Alert Correlation | Discussions

  • 1.  Alert Correlation

    Posted 09-20-2017 11:28
    what is Alert Correlation?

    It is the process in which similar alerts are grouped together so that an operator can focus their attention on a single ?phenomenon? rather than individual alerts. For example, a storage failure could cause a cascade of other failures on the virtualization layer, the operating system layer, and the application layer, etc. The alerts from each of the layers should be correlated into a single group in order to quickly ascertain the full picture of the failures. More importantly, this allows for the possibility of creating just one incident for a given phenomenon to ensure the right people are engaged.
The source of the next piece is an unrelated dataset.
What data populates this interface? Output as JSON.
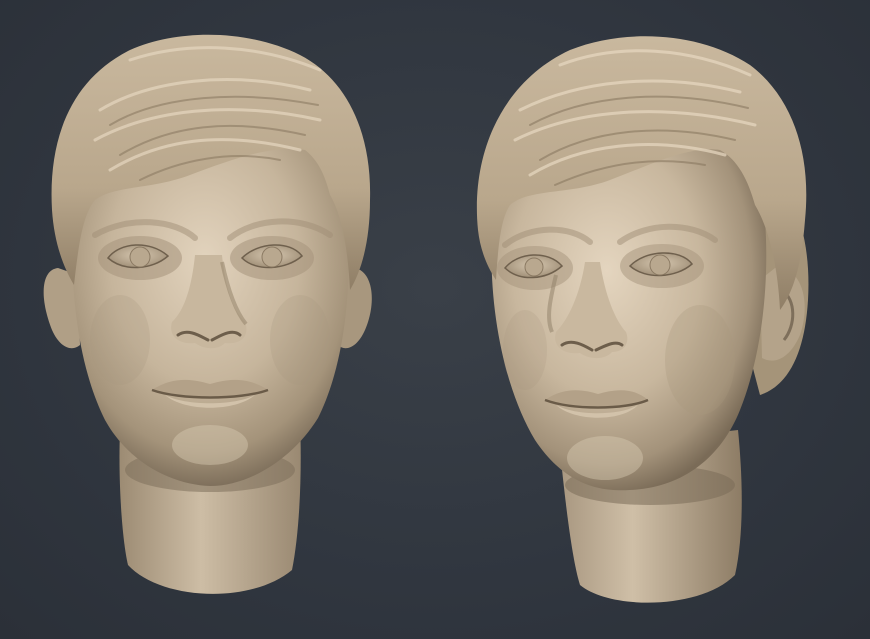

After all, it is all too common to have various teams (network, infrastructure, application, etc.) wasting cycles looking into their own incidents only to realize that the root cause was somewhere else. With Alert Correlation, the correct source of a failure is identified as quickly as possible, which critically reduces the mean time to resolution (MTTR).
    So how does Alert Correlation work? Here are the four underlying mechanisms:
    1. Rule-Based Correlation:

    This is the most basic way to create alert groupings. Using Correlation Rules, you are able to manually define primary alerts, secondary alerts, and how alerts should be related to one another. The alerts could be related according to their attributes or based on the relationships between the CIs of the alerts. For example, you could define an alert on a virtual machine (virtualization layer) to be the primary alert while having all alerts on the corresponding operating system layer be secondary alerts.
    This functionality is absolutely table stakes and was introduced at the very beginning of the Event Management offering. However, no one likes writing correlation rules manually, so eventually, this should be superseded by other alert grouping mechanisms through Service Analytics, which leverages machine learning to group alerts together. The following three mechanisms are all features of Service Analytics.
    2. Temporal Analysis:

    This is arguably the most magical part of Service Analytics, which applies machine learning to identify grouping patterns based on sliding time windows. When looking at historical alerts, recurrent patterns or multiple occurrences of the same set of alerts are grouped together. The algorithm then creates a grouping pattern so that future alerts matching this grouping pattern will be correlated into the same group.
    For example, if the algorithm identifies a recurring pattern of alerts against a disk, a storage, a VM, and an application, it would create a grouping pattern that will automatically group future alerts that match this particular composition; thus, achieving the ability to create a single group for these alerts. This type of the grouping is called automated alert groups. In the Jakarta release, additional capabilities have been added to provide Predictive Alerts and Root Cause Analysis of the alerts; we?ll explore them further in the future to see how this helps prevent an outage before it happens as well as identifying the root cause when an outage does occur.
    3. Topological Analysis:

    With topological analysis, Service Analytics takes advantage of the CMDB relationships defined in the hosting rules and containment rules in the Metadata Editor, which is a concept of the CMDB identification mechanism. Out of the box, we provide a number of definitions for how CIs are related to one another. For example, a web application needs to run on a server. This means that an alert on the web application and an alert on the server that runs the web application should be grouped together because they match the hosting rule defined.
    4. Semi-supervised Learning:

    Finally, Service Analytics also allows you to manually group alerts together; and it will learn to group similar alerts in the future. For example, if you group a set of alerts for network, database, server, and application, the next time when this pattern is detected, the semi-supervised learning will recognize these alerts had been grouped together in the past and automatically group them together into an alert group.